Le Règlement européen sur la restauration de la nature (Nature Restoration Law) est entré en vigueur le 18 aout 2024, après 2 ans de négociations entre la Commission, le Conseil et le Parlement européen. Il fixe dorénavant l’objectif de mettre en œuvre des mesures de restauration sur 20 % des milieux terrestres et marins d’ici 2030, puis de restaurer l’ensemble des écosystèmes terrestres et marins dégradés de l’Union européenne d’ici 2050.
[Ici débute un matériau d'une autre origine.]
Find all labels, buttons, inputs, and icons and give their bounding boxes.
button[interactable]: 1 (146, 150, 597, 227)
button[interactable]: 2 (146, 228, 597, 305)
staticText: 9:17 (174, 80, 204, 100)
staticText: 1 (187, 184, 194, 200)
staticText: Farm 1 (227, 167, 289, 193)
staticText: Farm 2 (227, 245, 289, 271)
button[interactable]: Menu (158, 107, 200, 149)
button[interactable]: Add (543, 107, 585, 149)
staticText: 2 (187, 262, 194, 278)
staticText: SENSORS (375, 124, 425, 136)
Le RRN se décline en une série d’articles dédiés à la mise en œuvre de mesures de restauration sur différents écosystèmes : les habitats terrestres, côtiers et d’eaux douces, les habitats marins et les habitats d’espèces listés en annexe du texte, les rivières et les plaines alluviales, les écosystèmes urbains, agricoles et forestiers, mais aussi les insectes pollinisateurs. Ces cibles de restauration sont assorties d’objectifs pour 2030, 2040 et 2050, à la fois en termes de moyens et de résultats.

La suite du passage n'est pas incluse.